Freischreiben Unter die Haut: Elisa Neumeier hat das Menschenmuseum in Berlin besucht

In der Ausstellung „Körperwelten“ sind echte Körperstücke und Organe ausgestellt. Foto: privat

Wie im Horrorfilm: Menschen bestaunen Menschen, denen die Haut abgezogen wurde. Zu sehen sind all ihre Muskelfasern, teilweise auch ihr Gehirn. Ein Mensch, an dem noch alles dran ist, ist Elisa Neumeier (16). Sie war im Menschenmuseum in Berlin.

Vor mir kniet ein erwachsener Mann und starrt mit ernstem Blick ins Leere. Ich kann jede Sehne und jeden Muskel seines ganzen Körpers sehen und sogar berühren. Er fühlt sich an, als wäre er aus Plastik, aber das war tatsächlich einmal eine lebende Person. Sein Körper wurde nach dem Tod konserviert und steht heute im Menschenmuseum in Berlin.

Ich gehe weiter durch den abgedunkelten Raum mit einem Audioguide im Ohr und informiere mich per Knopfdruck über die einzelnen Ausstellungsstücke.
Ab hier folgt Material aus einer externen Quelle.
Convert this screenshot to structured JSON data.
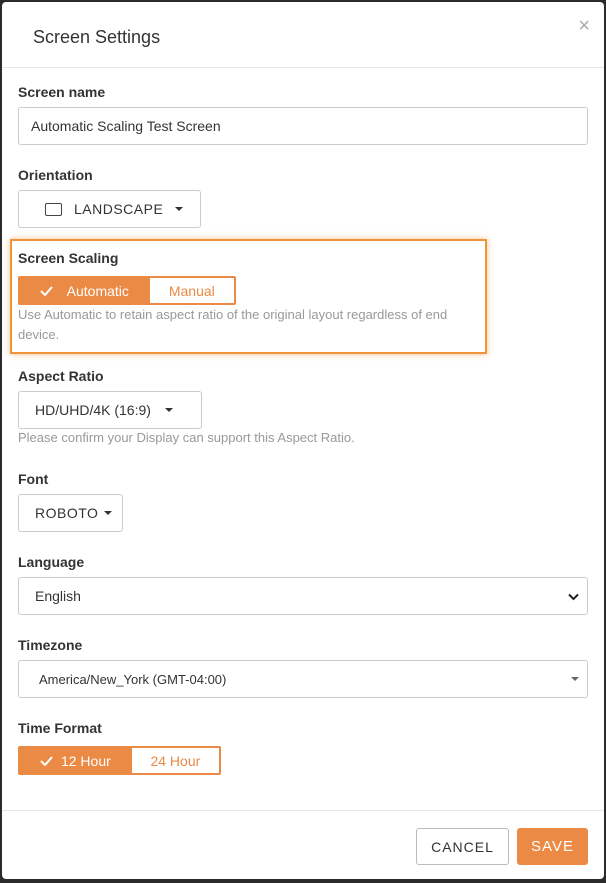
{
  "modal": {
    "title": "Screen Settings",
    "close_icon": "×"
  },
  "screen_name": {
    "label": "Screen name",
    "value": "Automatic Scaling Test Screen"
  },
  "orientation": {
    "label": "Orientation",
    "value": "LANDSCAPE",
    "icon": "monitor-icon"
  },
  "screen_scaling": {
    "label": "Screen Scaling",
    "options": [
      "Automatic",
      "Manual"
    ],
    "selected": "Automatic",
    "helper": "Use Automatic to retain aspect ratio of the original layout regardless of end device."
  },
  "aspect_ratio": {
    "label": "Aspect Ratio",
    "value": "HD/UHD/4K (16:9)",
    "helper": "Please confirm your Display can support this Aspect Ratio."
  },
  "font": {
    "label": "Font",
    "value": "ROBOTO"
  },
  "language": {
    "label": "Language",
    "value": "English"
  },
  "timezone": {
    "label": "Timezone",
    "value": "America/New_York (GMT-04:00)"
  },
  "time_format": {
    "label": "Time Format",
    "options": [
      "12 Hour",
      "24 Hour"
    ],
    "selected": "12 Hour"
  },
  "footer": {
    "cancel_label": "CANCEL",
    "save_label": "SAVE"
  },
  "colors": {
    "accent": "#ea8a45",
    "highlight": "#f0943b"
  }
}
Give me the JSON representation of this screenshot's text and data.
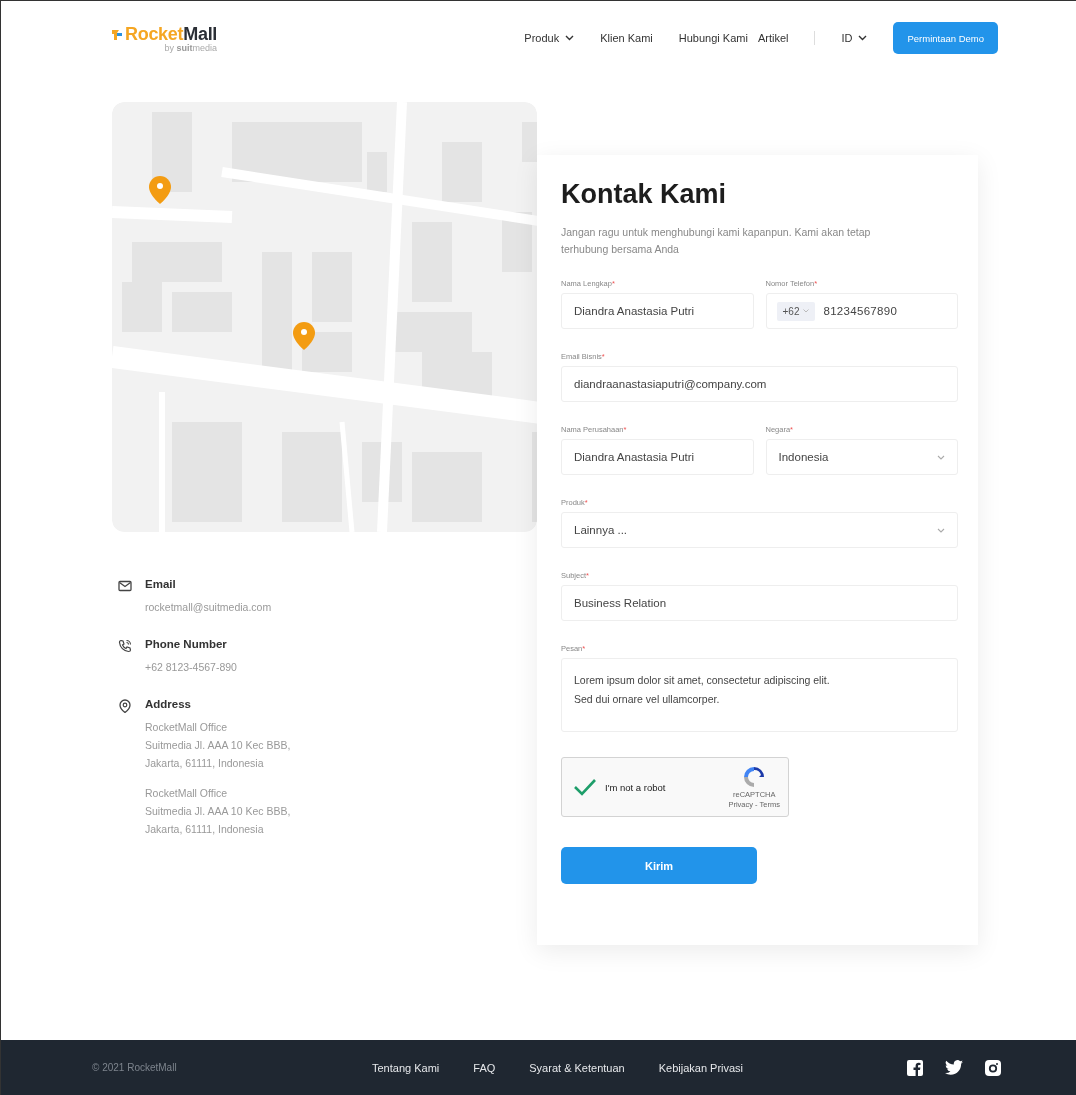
{
  "header": {
    "logo": {
      "name_part_1": "Rocket",
      "name_part_2": "Mall",
      "tagline_part_1": "by ",
      "tagline_part_2": "suit",
      "tagline_part_3": "media"
    },
    "nav": [
      {
        "label": "Produk",
        "kind": "dropdown"
      },
      {
        "label": "Klien Kami",
        "kind": "link"
      },
      {
        "label": "Hubungi Kami",
        "kind": "link"
      },
      {
        "label": "Artikel",
        "kind": "link"
      }
    ],
    "language": "ID",
    "cta": "Permintaan Demo"
  },
  "contact_info": [
    {
      "kind": "email",
      "title": "Email",
      "paragraphs": [
        [
          "rocketmall@suitmedia.com"
        ]
      ]
    },
    {
      "kind": "phone",
      "title": "Phone Number",
      "paragraphs": [
        [
          "+62 8123-4567-890"
        ]
      ]
    },
    {
      "kind": "address",
      "title": "Address",
      "paragraphs": [
        [
          "RocketMall Office",
          "Suitmedia Jl. AAA 10 Kec BBB,",
          "Jakarta, 61111, Indonesia"
        ],
        [
          "RocketMall Office",
          "Suitmedia Jl. AAA 10 Kec BBB,",
          "Jakarta, 61111, Indonesia"
        ]
      ]
    }
  ],
  "form": {
    "title": "Kontak Kami",
    "intro": "Jangan ragu untuk menghubungi kami kapanpun. Kami akan tetap terhubung bersama Anda",
    "rows": [
      [
        {
          "kind": "input",
          "label": "Nama Lengkap",
          "required_mark": "*",
          "value": "Diandra Anastasia Putri"
        },
        {
          "kind": "phone",
          "label": "Nomor Telefon",
          "required_mark": "*",
          "prefix": "+62",
          "value": "81234567890"
        }
      ],
      [
        {
          "kind": "input",
          "label": "Email Bisnis",
          "required_mark": "*",
          "value": "diandraanastasiaputri@company.com"
        }
      ],
      [
        {
          "kind": "input",
          "label": "Nama Perusahaan",
          "required_mark": "*",
          "value": "Diandra Anastasia Putri"
        },
        {
          "kind": "select",
          "label": "Negara",
          "required_mark": "*",
          "value": "Indonesia"
        }
      ],
      [
        {
          "kind": "select",
          "label": "Produk",
          "required_mark": "*",
          "value": "Lainnya ..."
        }
      ],
      [
        {
          "kind": "input",
          "label": "Subject",
          "required_mark": "*",
          "value": "Business Relation"
        }
      ],
      [
        {
          "kind": "textarea",
          "label": "Pesan",
          "required_mark": "*",
          "value": "Lorem ipsum dolor sit amet, consectetur adipiscing elit.\nSed dui ornare vel ullamcorper."
        }
      ]
    ],
    "captcha": {
      "checked": true,
      "label": "I'm not a robot",
      "brand": "reCAPTCHA",
      "links": "Privacy - Terms"
    },
    "submit": "Kirim"
  },
  "footer": {
    "copyright": "© 2021 RocketMall",
    "links": [
      "Tentang Kami",
      "FAQ",
      "Syarat & Ketentuan",
      "Kebijakan Privasi"
    ]
  }
}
In diesem Museum, das von der bekannten Ausstellung „Körperwelten“ ausgeht, sind echte Körperstücke und Organe ausgestellt, die durch einen chemischen Prozess konserviert werden konnten. Diesen Vorgang nennt man Plastination, da die Menschen in einem flüssigen Kunststoff eingelegt und anschließend durch ein bestimmtes Licht oder Gas ausgehärtet werden. Vorher wird ihnen die Haut abgezogen und Fett- und Bindegewebe entfernt. Pro Stück erfordert dies rund 1500 Arbeitsstunden und ist meist erst nach einem Jahr abgeschlossen.

Ganze Körper mit allen Muskeln, Sehnen und Nervensträngen des Menschen von Frauen und Männern kann ich bis ins letzte Detail anschauen, bestaunen und einzelne sogar anfassen. Und ich bekomme noch tiefere Einblicke. Einem Mann wurde ein Teil der Schädeldecke entfernt und eine weiß-graue, verzweigte Masse ist darunter zu sehen: sein Gehirn. Als ich meinen Weg durch die Ausstellung fortsetze, entdecke ich weitere Organe und Körperteile in Glaskästen. Neben jedem Vorzeigemodell liegt zum Vergleich eine kranke oder alte Version.

Besonders einschüchternd finde ich den Vergleich zwischen der gesunden und der gefleckten, zusammengeschrumpften Raucherlunge. Ein Herz mit künstlicher Herzklappe und viele andere Erkrankungen wie Krebs oder Folgeerscheinungen von schlechter Ernährung sind ebenfalls kein schöner Anblick, aber auf jeden Fall sehenswert.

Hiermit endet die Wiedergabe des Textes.